The main reason progress is slow is because I've just sold my workshop a couple of weeks ago so at the moment I don't have anywhere to do my stuff other than out in one of the sheds as you can see on the pics. My only workbench atm is outdoors, which is why the engine hasn't come apart yet. I'm in the process of restoring one of the barns and turning it into a shop, which should be finished in a month or 2. Gonna be big change from a ~3500 sqr ft shop to a 450 sqr ft one, but having a shop right outside the front door instead of 15 miles away should help a lot with the productivity!
 
Bah, the clutch cover I bought on ebay turns out to be a 74 WR cover, so it doesn't fit :( If anyone has a correct cover for sale I'm interested!
 
You should have been able to determine that visually as the older big engine cover has a distinctly different size and profile. If there was not a good picture to look at it is understandable. You can return it to the seller for full refund if he listed it for a 1974 250CR. It will fit a 74 400CR but you do not seem to have one.
 
I have a cover from a 75 or 76 250 CR. Aren't they the same as the 74 Mag cover? I'd be happy to sell it, but shipping to Sweden could be expensive??? Let me know.
 
Yea it was my own stupid fault for getting too enthusiastic and not staring at the picture long enough and compare it properly to what I had :( The auction said 74 250, but didn't specify CR or WR. Looking at the parts manual it will fit a 250 WR so there's not much I can say or do about it. I could probably return it and get a refund but shipping costs would be almost as much as what it's worth. Shipping from USA to Sweden is a lot cheaper than the other way around.

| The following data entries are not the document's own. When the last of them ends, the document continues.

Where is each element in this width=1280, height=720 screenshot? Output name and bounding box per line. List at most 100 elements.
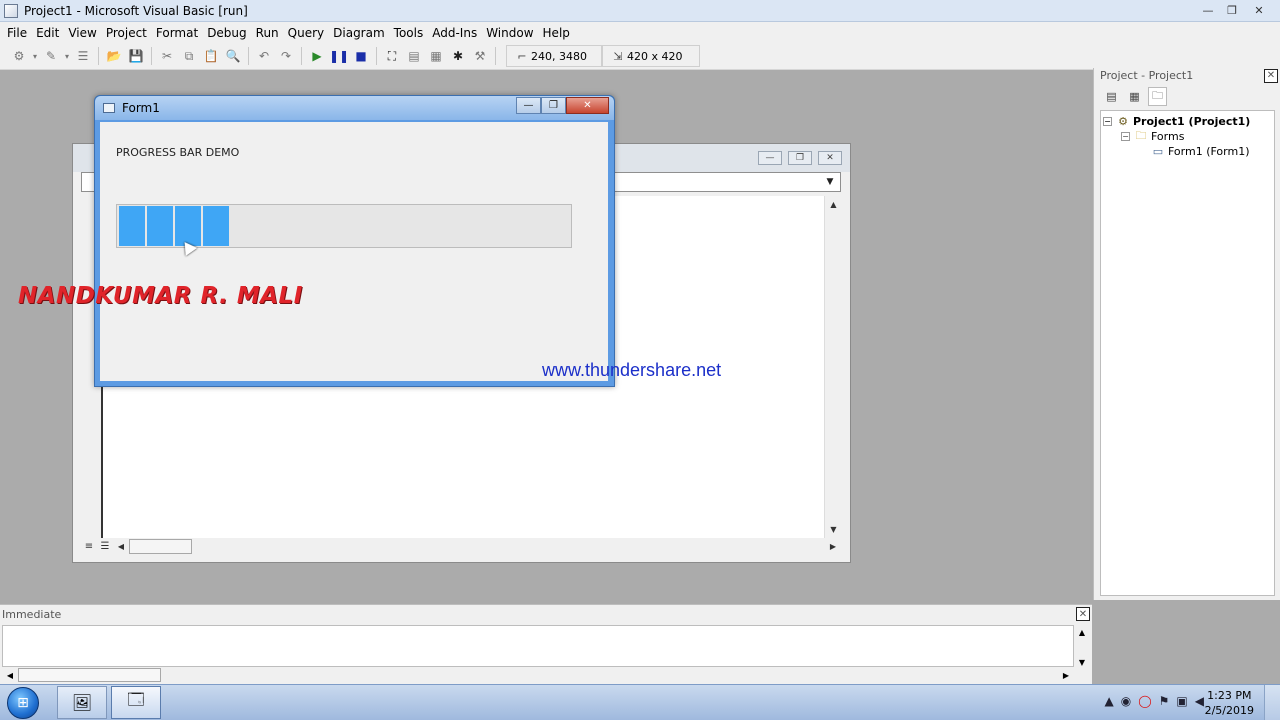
horizontal-scroll-thumb[interactable] (129, 539, 192, 554)
show-hidden-icons-icon[interactable]: ▲ (1105, 694, 1114, 708)
network-icon[interactable]: ◉ (1121, 694, 1131, 708)
menu-format[interactable]: Format (153, 26, 201, 40)
start-button[interactable]: ⊞ (7, 687, 39, 719)
paste-icon[interactable]: 📋 (200, 45, 222, 67)
clock-date: 2/5/2019 (1204, 704, 1254, 717)
menu-tools[interactable]: Tools (391, 26, 427, 40)
tree-item-project[interactable]: − ⚙ Project1 (Project1) (1101, 114, 1274, 129)
scroll-down-icon[interactable]: ▼ (1074, 655, 1090, 669)
position-value: 240, 3480 (531, 49, 587, 63)
menu-bar: File Edit View Project Format Debug Run … (0, 22, 1280, 43)
website-watermark: www.thundershare.net (542, 360, 722, 380)
minimize-button[interactable]: — (1196, 2, 1220, 18)
window-controls: — ❐ ✕ (1196, 2, 1274, 18)
object-browser-icon[interactable]: ✱ (447, 45, 469, 67)
start-icon[interactable]: ▶ (306, 45, 328, 67)
taskbar-clock[interactable]: 1:23 PM 2/5/2019 (1205, 688, 1254, 718)
immediate-horizontal-scrollbar[interactable]: ◀ ▶ (2, 667, 1074, 683)
form1-controls: — ❐ ✕ (516, 97, 609, 114)
menu-run[interactable]: Run (253, 26, 282, 40)
code-horizontal-scrollbar[interactable]: ≡ ☰ ◀ ▶ (81, 538, 841, 555)
restore-button[interactable]: ❐ (1220, 2, 1244, 18)
close-button[interactable]: ✕ (1244, 2, 1274, 18)
scroll-left-icon[interactable]: ◀ (2, 667, 18, 683)
tree-item-label: Project1 (Project1) (1133, 115, 1251, 128)
scroll-right-icon[interactable]: ▶ (825, 538, 841, 555)
progress-chunk (203, 206, 229, 246)
immediate-vertical-scrollbar[interactable]: ▲ ▼ (1074, 625, 1090, 669)
scroll-up-icon[interactable]: ▲ (825, 196, 842, 213)
immediate-window: Immediate ✕ ▲ ▼ ◀ ▶ (0, 604, 1092, 684)
code-window-minimize-button[interactable]: — (758, 151, 782, 165)
taskbar-app-paint-icon[interactable]: 🖼 (57, 686, 107, 719)
menu-help[interactable]: Help (540, 26, 573, 40)
menu-editor-icon[interactable]: ☰ (72, 45, 94, 67)
menu-diagram[interactable]: Diagram (330, 26, 388, 40)
cut-icon[interactable]: ✂ (156, 45, 178, 67)
toolbox-icon[interactable]: ⚒ (469, 45, 491, 67)
view-object-icon[interactable]: ▦ (1125, 87, 1144, 106)
show-desktop-button[interactable] (1264, 685, 1280, 720)
window-title: Project1 - Microsoft Visual Basic [run] (24, 3, 248, 18)
collapse-icon[interactable]: − (1121, 132, 1130, 141)
scroll-left-icon[interactable]: ◀ (113, 538, 129, 555)
form1-close-button[interactable]: ✕ (566, 97, 609, 114)
undo-icon[interactable]: ↶ (253, 45, 275, 67)
immediate-close-button[interactable]: ✕ (1076, 607, 1090, 621)
properties-window-icon[interactable]: ▤ (403, 45, 425, 67)
toggle-folders-icon[interactable]: 🗀 (1148, 86, 1167, 106)
project-explorer-panel: Project - Project1 ✕ ▤ ▦ 🗀 − ⚙ Project1 … (1093, 68, 1280, 600)
dropdown-arrow-icon[interactable]: ▾ (30, 45, 40, 67)
break-icon[interactable]: ❚❚ (328, 45, 350, 67)
scroll-down-icon[interactable]: ▼ (825, 521, 842, 538)
save-project-icon[interactable]: 💾 (125, 45, 147, 67)
form1-minimize-button[interactable]: — (516, 97, 541, 114)
chevron-down-icon[interactable]: ▼ (822, 174, 838, 190)
code-window-restore-button[interactable]: ❐ (788, 151, 812, 165)
code-window-close-button[interactable]: ✕ (818, 151, 842, 165)
menu-project[interactable]: Project (103, 26, 150, 40)
recorder-icon[interactable]: ◯ (1138, 694, 1151, 708)
form1-restore-button[interactable]: ❐ (541, 97, 566, 114)
menu-debug[interactable]: Debug (204, 26, 249, 40)
add-project-icon[interactable]: ⚙ (8, 45, 30, 67)
menu-add-ins[interactable]: Add-Ins (429, 26, 480, 40)
redo-icon[interactable]: ↷ (275, 45, 297, 67)
copy-icon[interactable]: ⧉ (178, 45, 200, 67)
action-center-icon[interactable]: ⚑ (1159, 694, 1170, 708)
horizontal-scroll-thumb[interactable] (18, 668, 161, 682)
end-icon[interactable]: ■ (350, 45, 372, 67)
taskbar-app-vb-icon[interactable]: 🗔 (111, 686, 161, 719)
project-explorer-icon[interactable]: ⛶ (381, 45, 403, 67)
project-icon: ⚙ (1118, 115, 1128, 128)
code-vertical-scrollbar[interactable]: ▲ ▼ (824, 196, 841, 538)
toolbar-separator (151, 47, 152, 65)
menu-view[interactable]: View (65, 26, 99, 40)
menu-edit[interactable]: Edit (33, 26, 62, 40)
tree-item-form1[interactable]: ▭ Form1 (Form1) (1101, 144, 1274, 159)
project-explorer-toolbar: ▤ ▦ 🗀 (1094, 83, 1280, 109)
scroll-right-icon[interactable]: ▶ (1058, 667, 1074, 683)
find-icon[interactable]: 🔍 (222, 45, 244, 67)
full-module-view-icon[interactable]: ☰ (97, 538, 113, 555)
view-code-icon[interactable]: ▤ (1102, 87, 1121, 106)
immediate-input[interactable] (2, 625, 1074, 667)
menu-query[interactable]: Query (285, 26, 327, 40)
volume-icon[interactable]: ◀ (1195, 694, 1204, 708)
add-form-icon[interactable]: ✎ (40, 45, 62, 67)
collapse-icon[interactable]: − (1103, 117, 1112, 126)
menu-file[interactable]: File (4, 26, 30, 40)
form1-window: Form1 — ❐ ✕ PROGRESS BAR DEMO (94, 95, 615, 387)
open-project-icon[interactable]: 📂 (103, 45, 125, 67)
display-icon[interactable]: ▣ (1176, 694, 1187, 708)
scroll-up-icon[interactable]: ▲ (1074, 625, 1090, 639)
menu-window[interactable]: Window (483, 26, 536, 40)
tree-item-forms[interactable]: − 🗀 Forms (1101, 129, 1274, 144)
tree-item-label: Form1 (Form1) (1168, 145, 1250, 158)
dropdown-arrow-icon[interactable]: ▾ (62, 45, 72, 67)
project-explorer-close-button[interactable]: ✕ (1264, 68, 1278, 83)
procedure-view-icon[interactable]: ≡ (81, 538, 97, 555)
progress-chunk (119, 206, 145, 246)
form-layout-icon[interactable]: ▦ (425, 45, 447, 67)
form-icon: ▭ (1152, 145, 1164, 158)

Oh well, I'm sure there's someone out there in need of this cover, and if not I'll have to get a bike I can put it on ;)

Picklito thanks for the offer! I have been offered a 75- cover from a member in Sweden but if that falls through I'll shoot you a PM! :)
 
A guy somewhat local to me wanted me to restore his 74 MAG but of course that is contingent on him being able to sell off his Lechien Kawasaki ex works bikes. His biggest obstacle to that is that he sold off the works motors for pocket change a few years ago. Now if he puts together the parts into bikes, he only has stock engines to put in them.

The cover you bought is used on all the big engine models so you will not have a difficult time selling it
 
There's seems to be some kind of spell on this bike.. Things are really not going my way!

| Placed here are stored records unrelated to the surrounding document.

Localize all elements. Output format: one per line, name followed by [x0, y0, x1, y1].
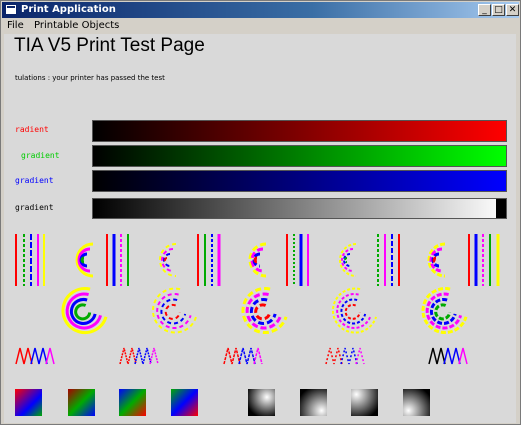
gray-swatch-2: [300, 389, 327, 416]
line-group-6: [468, 234, 500, 286]
zigzag-4: [325, 347, 365, 365]
app-icon: [5, 4, 17, 15]
gradient-label-green: gradient: [21, 151, 60, 160]
zigzag-row: [15, 347, 468, 365]
window-title: Print Application: [21, 4, 116, 15]
gradient-label-red: radient: [15, 125, 49, 134]
zigzag-1: [15, 347, 55, 365]
title-bar[interactable]: Print Application _ □ ✕: [2, 2, 519, 18]
test-pattern-row-1: [15, 234, 500, 286]
line-group-1: [15, 234, 45, 286]
green-gradient-bar: [92, 145, 507, 167]
maximize-button[interactable]: □: [492, 4, 505, 16]
rotated-arcs-1: [61, 287, 108, 334]
red-gradient-bar: [92, 120, 507, 142]
minimize-button[interactable]: _: [478, 4, 491, 16]
gray-swatch-1: [248, 389, 275, 416]
gradient-label-blue: gradient: [15, 176, 54, 185]
gray-swatch-3: [351, 389, 378, 416]
line-group-4: [286, 234, 309, 286]
line-group-2: [106, 234, 129, 286]
test-pattern-row-2: [61, 287, 468, 334]
print-preview-area: TIA V5 Print Test Page tulations : your …: [4, 34, 516, 423]
color-swatch-1: [15, 389, 42, 416]
line-group-5: [377, 234, 400, 286]
gradient-label-gray: gradient: [15, 203, 54, 212]
zigzag-3: [223, 347, 263, 365]
color-swatch-3: [119, 389, 146, 416]
gray-swatch-4: [403, 389, 430, 416]
arc-group-5: [427, 242, 446, 278]
application-window: Print Application _ □ ✕ File Printable O…: [0, 0, 521, 425]
gray-gradient-bar: [92, 198, 507, 219]
rotated-arcs-3: [241, 287, 288, 334]
rotated-arcs-4: [332, 287, 378, 334]
arc-group-3: [248, 242, 267, 278]
arc-group-4: [339, 243, 357, 277]
page-title: TIA V5 Print Test Page: [14, 35, 205, 56]
menu-bar: File Printable Objects: [2, 18, 519, 34]
zigzag-2: [119, 347, 159, 365]
close-button[interactable]: ✕: [506, 4, 519, 16]
color-swatch-2: [68, 389, 95, 416]
zigzag-5: [428, 347, 468, 365]
menu-file[interactable]: File: [7, 18, 24, 34]
arc-group-2: [159, 243, 177, 277]
rotated-arcs-5: [421, 287, 468, 334]
rotated-arcs-2: [152, 287, 198, 334]
line-group-3: [197, 234, 221, 286]
arc-group-1: [75, 242, 94, 278]
status-text: tulations : your printer has passed the …: [15, 74, 165, 82]
blue-gradient-bar: [92, 170, 507, 192]
color-swatch-4: [171, 389, 198, 416]
menu-printable-objects[interactable]: Printable Objects: [34, 18, 119, 34]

So I ordered a 70.00 piston.. What I got was a 70.00 box, 70.00 rings, and a 70.50 piston! :thumbsdown:

Obviously this time it's actually the seller's fault (or maybe Wisecos) so I'm sure it'll be resolved, but it's gonna take more time.
I suggested they send me a matching ring set in order to have this resolved quickly, instead of me having to return the piston and what not, then it would take another 3-4 weeks before I can get the cylinder bored. The cylinder needs to be bored anyway and boring it an extra 0.5 mm is not the end of the world.
 
you should have the cylinder cleaned up first, and then the machine shop can tell you what piston it would need
 
I know that would be the proper way to do it, but it'd take even more time. And if I get sent the wrong parts anyway, getting it cleaned up first wouldn't have helped much ;)

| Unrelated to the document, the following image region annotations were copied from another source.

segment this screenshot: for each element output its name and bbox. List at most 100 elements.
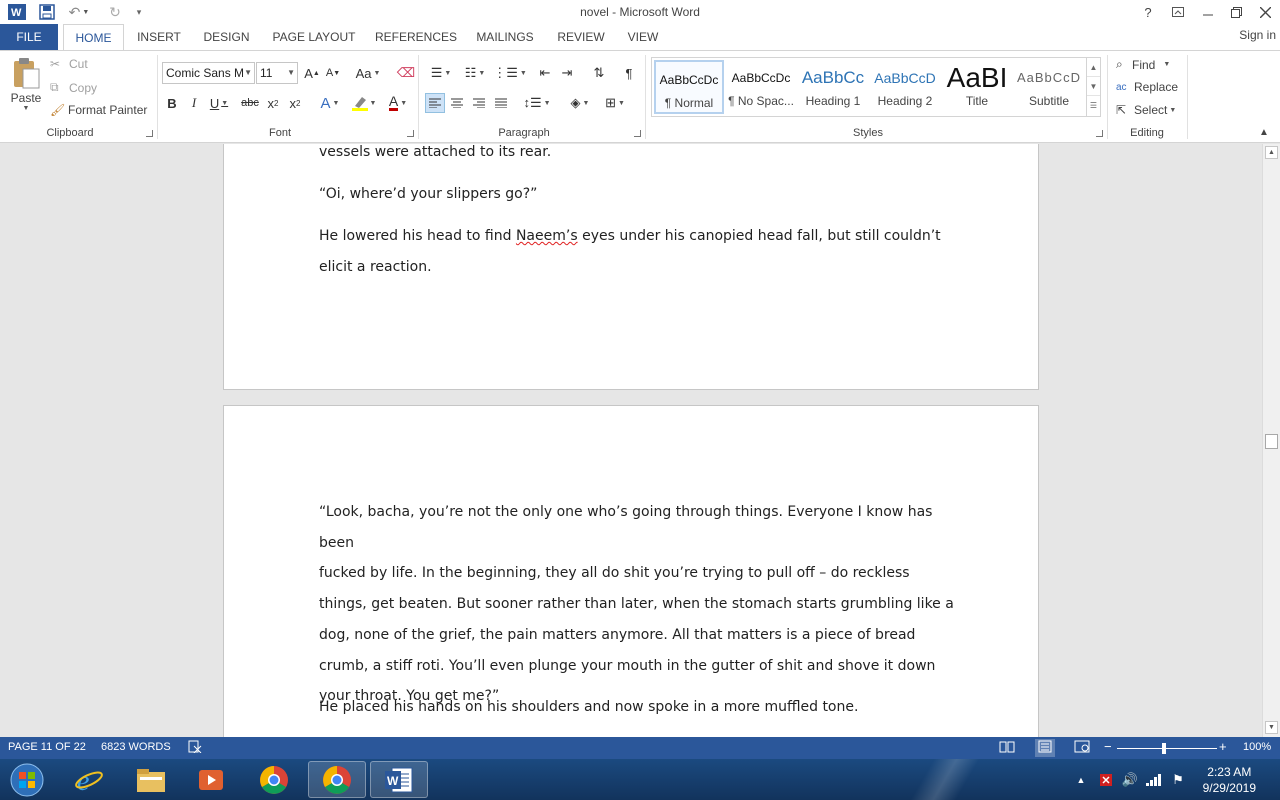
subscript-icon[interactable]: x2 <box>263 93 283 113</box>
scroll-thumb[interactable] <box>1265 434 1278 449</box>
replace-button[interactable]: ac Replace <box>1116 80 1178 94</box>
word-count[interactable]: 6823 WORDS <box>101 741 171 753</box>
font-family-select[interactable]: Comic Sans M ▼ <box>162 62 255 84</box>
word-window-icon[interactable]: W <box>370 761 428 798</box>
media-player-icon[interactable] <box>182 761 240 798</box>
clear-formatting-icon[interactable]: ⌫ <box>396 63 416 83</box>
align-right-icon[interactable] <box>469 93 489 113</box>
sort-icon[interactable]: ⇅ <box>589 63 609 83</box>
internet-explorer-icon[interactable]: e <box>60 761 118 798</box>
multilevel-list-icon[interactable]: ⋮☰ ▼ <box>493 63 527 83</box>
scroll-down-icon[interactable]: ▼ <box>1265 721 1278 734</box>
ribbon-display-options-icon[interactable] <box>1164 0 1192 24</box>
minimize-icon[interactable] <box>1194 0 1222 24</box>
italic-icon[interactable]: I <box>184 93 204 113</box>
font-color-icon[interactable]: A ▼ <box>383 93 413 113</box>
sign-in-link[interactable]: Sign in <box>1239 28 1276 42</box>
style-heading-1[interactable]: AaBbCc Heading 1 <box>798 60 868 114</box>
align-left-icon[interactable] <box>425 93 445 113</box>
increase-indent-icon[interactable]: ⇥ <box>557 63 577 83</box>
tab-home[interactable]: HOME <box>63 24 124 51</box>
zoom-out-icon[interactable]: − <box>1104 739 1112 754</box>
document-page[interactable]: “Look, bacha, you’re not the only one wh… <box>223 405 1039 737</box>
help-button[interactable]: ? <box>1134 0 1162 24</box>
style-title[interactable]: AaBI Title <box>942 60 1012 114</box>
show-hidden-icons-icon[interactable]: ▲ <box>1072 761 1090 798</box>
chrome-window-icon[interactable] <box>308 761 366 798</box>
read-mode-icon[interactable] <box>999 740 1015 757</box>
close-icon[interactable] <box>1251 0 1279 24</box>
styles-more-icon[interactable]: ☰ <box>1087 96 1100 115</box>
style-subtitle[interactable]: AaBbCcD Subtitle <box>1014 60 1084 114</box>
styles-down-icon[interactable]: ▼ <box>1087 77 1100 96</box>
paste-button[interactable]: Paste ▼ <box>8 57 44 117</box>
tab-references[interactable]: REFERENCES <box>374 24 458 50</box>
document-page[interactable]: vessels were attached to its rear. “Oi, … <box>223 144 1039 390</box>
format-painter-button[interactable]: 🖌 Format Painter <box>50 103 147 117</box>
collapse-ribbon-icon[interactable]: ▲ <box>1259 127 1269 138</box>
underline-icon[interactable]: U ▼ <box>206 93 232 113</box>
tab-file[interactable]: FILE <box>0 24 58 50</box>
page-count[interactable]: PAGE 11 OF 22 <box>8 741 86 753</box>
grow-font-icon[interactable]: A ▲ <box>302 63 322 83</box>
line-spacing-icon[interactable]: ↕☰ ▼ <box>522 93 552 113</box>
print-layout-icon[interactable] <box>1035 739 1055 757</box>
zoom-level[interactable]: 100% <box>1243 741 1271 753</box>
tab-view[interactable]: VIEW <box>622 24 664 50</box>
justify-icon[interactable] <box>491 93 511 113</box>
tab-page-layout[interactable]: PAGE LAYOUT <box>268 24 360 50</box>
align-center-icon[interactable] <box>447 93 467 113</box>
tab-review[interactable]: REVIEW <box>553 24 609 50</box>
zoom-slider-track[interactable] <box>1117 748 1217 749</box>
style-heading-2[interactable]: AaBbCcD Heading 2 <box>870 60 940 114</box>
network-icon[interactable] <box>1144 761 1164 798</box>
proofing-icon[interactable] <box>188 740 202 756</box>
security-icon[interactable] <box>1096 761 1116 798</box>
cut-button[interactable]: ✂ Cut <box>50 57 88 71</box>
borders-icon[interactable]: ⊞ ▼ <box>600 93 630 113</box>
highlight-icon[interactable]: ▼ <box>349 93 379 113</box>
volume-icon[interactable]: 🔊 <box>1120 761 1140 798</box>
bullets-icon[interactable]: ☰ ▼ <box>426 63 456 83</box>
style-normal[interactable]: AaBbCcDc ¶ Normal <box>654 60 724 114</box>
strikethrough-icon[interactable]: abc <box>240 93 260 113</box>
file-explorer-icon[interactable] <box>122 761 180 798</box>
copy-button[interactable]: ⧉ Copy <box>50 80 97 95</box>
action-center-flag-icon[interactable]: ⚑ <box>1168 761 1188 798</box>
decrease-indent-icon[interactable]: ⇤ <box>535 63 555 83</box>
document-area[interactable]: vessels were attached to its rear. “Oi, … <box>0 144 1262 737</box>
paragraph-launcher-icon[interactable] <box>634 130 641 137</box>
text-effects-icon[interactable]: A ▼ <box>316 93 344 113</box>
zoom-slider-thumb[interactable] <box>1162 743 1166 754</box>
paragraph-line: crumb, a stiff roti. You’ll even plunge … <box>319 657 936 674</box>
show-formatting-icon[interactable]: ¶ <box>619 63 639 83</box>
styles-up-icon[interactable]: ▲ <box>1087 58 1100 77</box>
shading-icon[interactable]: ◈ ▼ <box>565 93 595 113</box>
chrome-icon[interactable] <box>245 761 303 798</box>
superscript-icon[interactable]: x2 <box>285 93 305 113</box>
clipboard-launcher-icon[interactable] <box>146 130 153 137</box>
tab-mailings[interactable]: MAILINGS <box>470 24 540 50</box>
zoom-in-icon[interactable]: + <box>1219 739 1227 754</box>
style-no-spacing[interactable]: AaBbCcDc ¶ No Spac... <box>726 60 796 114</box>
tab-design[interactable]: DESIGN <box>198 24 255 50</box>
paragraph-line: dog, none of the grief, the pain matters… <box>319 626 916 643</box>
tab-insert[interactable]: INSERT <box>132 24 186 50</box>
select-button[interactable]: ⇱ Select ▼ <box>1116 103 1176 117</box>
change-case-icon[interactable]: Aa ▼ <box>353 63 383 83</box>
paragraph-line: “Oi, where’d your slippers go?” <box>319 186 538 202</box>
scroll-up-icon[interactable]: ▲ <box>1265 146 1278 159</box>
bold-icon[interactable]: B <box>162 93 182 113</box>
system-clock[interactable]: 2:23 AM 9/29/2019 <box>1203 764 1256 796</box>
shrink-font-icon[interactable]: A ▼ <box>323 63 343 83</box>
start-button[interactable] <box>0 761 54 798</box>
web-layout-icon[interactable] <box>1074 740 1090 756</box>
find-button[interactable]: ⌕ Find ▼ <box>1116 57 1170 72</box>
vertical-scrollbar[interactable]: ▲ ▼ <box>1262 144 1280 737</box>
font-size-select[interactable]: 11 ▼ <box>256 62 298 84</box>
misspelled-word[interactable]: Naeem’s <box>516 228 578 244</box>
styles-launcher-icon[interactable] <box>1096 130 1103 137</box>
numbering-icon[interactable]: ☷ ▼ <box>460 63 490 83</box>
font-launcher-icon[interactable] <box>407 130 414 137</box>
restore-icon[interactable] <box>1222 0 1250 24</box>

Pistons (and most other parts) are about twice as expensive over here as they are over there so I'm doing most of my shopping from the US. Even with high shipping costs it's a lot cheaper than buying locally. The drawback is that I have to wait about 2 weeks for my parts. I was hoping to get it running this season and start on the frame in the spring so it'd be ready by summer, but with only a month of riding left up here it's not looking too good.

Anyway, the piston issue has been resolved. The store was more than helpful and a 70.5 ring kit is on its way. They talked to Wiseco and the other option was for me to send the piston back, and Wiseco would've sent me a correct kit. A new ring kit was the fastest and easiest way so I went for that.